Curd Gustav Andreas Gottlieb Franz Jürgens (13 December 191518 June 1982) was a German-Austrian stage and film actor. He was usually billed in English-speaking films as Curt Jurgens. He was well known for playing Ernst Udet in Des Teufels General. His English-language roles include James Bond villain Karl Stromberg in The Spy Who Loved Me (1977), Éric Carradine in And God Created Woman (1956), and Professor Immanuel Rath in The Blue Angel (1959).

Early life
Jürgens was born on 13 December 1915 in the Munich borough of Solln, Kingdom of Bavaria, German Empire. His father, Kurt, was a trader from Hamburg, and his mother, Marie-Albertine, was a French teacher. He had two elder twin sisters, Jeanette and Marguerite. He began his working career as a journalist before becoming an actor at the urging of his actress wife, Louise Basler. He spent much of his early acting career on the stage in Vienna. Due to serious injuries that he sustained in a car accident in the summer of 1933, he was unable to have children.

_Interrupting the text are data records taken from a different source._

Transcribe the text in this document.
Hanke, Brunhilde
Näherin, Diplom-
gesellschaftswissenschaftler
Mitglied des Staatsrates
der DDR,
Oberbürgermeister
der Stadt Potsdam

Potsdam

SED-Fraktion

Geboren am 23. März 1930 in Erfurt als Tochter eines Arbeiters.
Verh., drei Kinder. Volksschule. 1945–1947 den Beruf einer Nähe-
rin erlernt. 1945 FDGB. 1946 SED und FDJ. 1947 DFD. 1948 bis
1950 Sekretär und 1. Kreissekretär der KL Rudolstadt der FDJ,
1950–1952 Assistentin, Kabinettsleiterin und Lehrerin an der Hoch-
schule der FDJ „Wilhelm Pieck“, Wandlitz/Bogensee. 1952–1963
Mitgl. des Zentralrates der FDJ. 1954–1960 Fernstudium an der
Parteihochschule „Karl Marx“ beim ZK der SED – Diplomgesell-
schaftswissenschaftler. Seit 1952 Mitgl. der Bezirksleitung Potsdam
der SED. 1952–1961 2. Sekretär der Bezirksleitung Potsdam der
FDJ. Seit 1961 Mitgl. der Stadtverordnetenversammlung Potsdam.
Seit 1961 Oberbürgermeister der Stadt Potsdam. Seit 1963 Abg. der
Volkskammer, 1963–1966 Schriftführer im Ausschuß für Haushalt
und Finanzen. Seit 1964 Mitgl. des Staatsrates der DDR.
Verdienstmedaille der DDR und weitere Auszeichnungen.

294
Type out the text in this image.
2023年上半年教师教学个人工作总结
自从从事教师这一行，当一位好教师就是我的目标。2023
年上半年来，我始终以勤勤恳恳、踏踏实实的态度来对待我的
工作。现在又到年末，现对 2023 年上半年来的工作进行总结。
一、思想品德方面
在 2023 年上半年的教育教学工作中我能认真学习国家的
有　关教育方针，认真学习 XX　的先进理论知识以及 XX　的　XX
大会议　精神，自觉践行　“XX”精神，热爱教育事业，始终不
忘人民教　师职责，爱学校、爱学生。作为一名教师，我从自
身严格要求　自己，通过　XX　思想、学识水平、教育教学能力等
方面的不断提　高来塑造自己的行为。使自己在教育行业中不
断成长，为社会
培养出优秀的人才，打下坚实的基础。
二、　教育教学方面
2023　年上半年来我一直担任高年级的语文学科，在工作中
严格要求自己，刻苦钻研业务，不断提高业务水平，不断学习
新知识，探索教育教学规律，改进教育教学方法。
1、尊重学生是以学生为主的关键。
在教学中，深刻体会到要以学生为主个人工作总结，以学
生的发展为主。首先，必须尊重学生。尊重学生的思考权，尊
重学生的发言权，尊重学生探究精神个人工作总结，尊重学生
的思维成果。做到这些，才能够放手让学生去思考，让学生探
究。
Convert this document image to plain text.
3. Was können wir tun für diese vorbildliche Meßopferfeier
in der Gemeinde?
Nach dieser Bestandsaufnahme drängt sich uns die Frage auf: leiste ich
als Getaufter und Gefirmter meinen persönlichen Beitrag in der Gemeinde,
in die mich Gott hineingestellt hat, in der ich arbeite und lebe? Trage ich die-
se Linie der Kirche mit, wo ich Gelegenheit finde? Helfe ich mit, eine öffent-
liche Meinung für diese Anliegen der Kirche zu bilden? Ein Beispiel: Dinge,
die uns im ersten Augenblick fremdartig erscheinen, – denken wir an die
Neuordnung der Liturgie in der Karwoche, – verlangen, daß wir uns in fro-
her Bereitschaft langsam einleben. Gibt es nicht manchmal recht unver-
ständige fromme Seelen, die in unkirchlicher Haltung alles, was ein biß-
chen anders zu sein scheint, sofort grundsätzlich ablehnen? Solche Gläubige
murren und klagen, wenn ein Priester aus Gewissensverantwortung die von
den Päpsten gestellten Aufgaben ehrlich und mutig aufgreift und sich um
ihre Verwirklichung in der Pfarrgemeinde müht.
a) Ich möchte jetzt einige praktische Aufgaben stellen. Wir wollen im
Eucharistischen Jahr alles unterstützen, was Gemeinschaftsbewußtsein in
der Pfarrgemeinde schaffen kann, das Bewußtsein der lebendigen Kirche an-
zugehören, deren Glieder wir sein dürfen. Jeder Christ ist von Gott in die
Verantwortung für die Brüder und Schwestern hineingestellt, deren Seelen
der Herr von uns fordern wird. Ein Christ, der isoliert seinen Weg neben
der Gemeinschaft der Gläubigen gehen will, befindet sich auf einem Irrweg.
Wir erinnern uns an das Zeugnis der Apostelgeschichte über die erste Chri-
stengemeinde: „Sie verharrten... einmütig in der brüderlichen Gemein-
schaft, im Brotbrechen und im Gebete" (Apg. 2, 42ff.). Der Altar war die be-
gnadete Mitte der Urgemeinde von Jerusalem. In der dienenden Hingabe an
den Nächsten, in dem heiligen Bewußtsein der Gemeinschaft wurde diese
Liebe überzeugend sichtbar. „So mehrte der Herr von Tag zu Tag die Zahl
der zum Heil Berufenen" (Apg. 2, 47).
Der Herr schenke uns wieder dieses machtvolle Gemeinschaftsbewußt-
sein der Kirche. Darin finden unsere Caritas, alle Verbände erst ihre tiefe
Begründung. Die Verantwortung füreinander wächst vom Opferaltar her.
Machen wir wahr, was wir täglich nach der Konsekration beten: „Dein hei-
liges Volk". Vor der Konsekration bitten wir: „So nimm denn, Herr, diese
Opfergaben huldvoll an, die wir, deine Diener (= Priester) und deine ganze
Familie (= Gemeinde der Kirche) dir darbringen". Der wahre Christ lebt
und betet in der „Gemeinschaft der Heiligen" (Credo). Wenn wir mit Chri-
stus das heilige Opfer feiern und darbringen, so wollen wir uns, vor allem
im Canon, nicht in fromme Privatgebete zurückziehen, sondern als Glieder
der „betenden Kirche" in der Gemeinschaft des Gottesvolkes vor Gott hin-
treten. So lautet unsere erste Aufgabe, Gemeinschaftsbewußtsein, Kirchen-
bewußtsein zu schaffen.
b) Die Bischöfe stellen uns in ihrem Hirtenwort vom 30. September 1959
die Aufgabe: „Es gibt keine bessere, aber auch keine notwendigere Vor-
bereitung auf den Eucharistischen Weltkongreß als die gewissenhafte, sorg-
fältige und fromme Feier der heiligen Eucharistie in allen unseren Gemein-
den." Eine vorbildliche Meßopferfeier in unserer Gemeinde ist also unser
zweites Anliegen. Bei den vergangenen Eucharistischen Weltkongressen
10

Jürgens was critical of Nazism in his native Germany. In 1944, after filming Wiener Mädeln, he got into an argument with Robert Kaltenbrunner (brother of high-ranking Austrian SS official Ernst Kaltenbrunner), SS-Obersturmbannführer Otto Skorzeny and a member of Baldur von Schirach's staff in a Viennese bar without knowing who they were. After this event, Jürgens was sent to a labor camp for the "politically unreliable" in Hungary. After a few weeks he managed to escape and went into hiding. Jürgens became an Austrian citizen after the war.

Career

Jürgens went on to play soldiers in many war films. Notable performances in this vein include his breakthrough screen role in Des Teufels General (1955, The Devil's General), a fictional portrayal of World War I flying ace and World War II Luftwaffe general Ernst Udet, followed by Roger Vadim's film Et Dieu... créa la femme (And God Created Woman) starring Brigitte Bardot.

Jürgens' first Hollywood film was The Enemy Below (1957), in which he portrayed a German U-boat commander. In 1962, he played the German general Günther Blumentritt in The Longest Day (1962). Later, in the James Bond film The Spy Who Loved Me (1977), he played the villain Karl Stromberg, a sociopathic industrialist seeking to transform the world into an ocean paradise. His last film appearance was as Maître Legraine, beside Alain Delon and Claude Jade in the spy-thriller Teheran 43 (1981). In English-language television, he played Chancellor Otto von Bismarck in several episodes of the BBC series Fall of Eagles (1974) and appeared as General Vladimir in the BBC's Smiley's People (1982).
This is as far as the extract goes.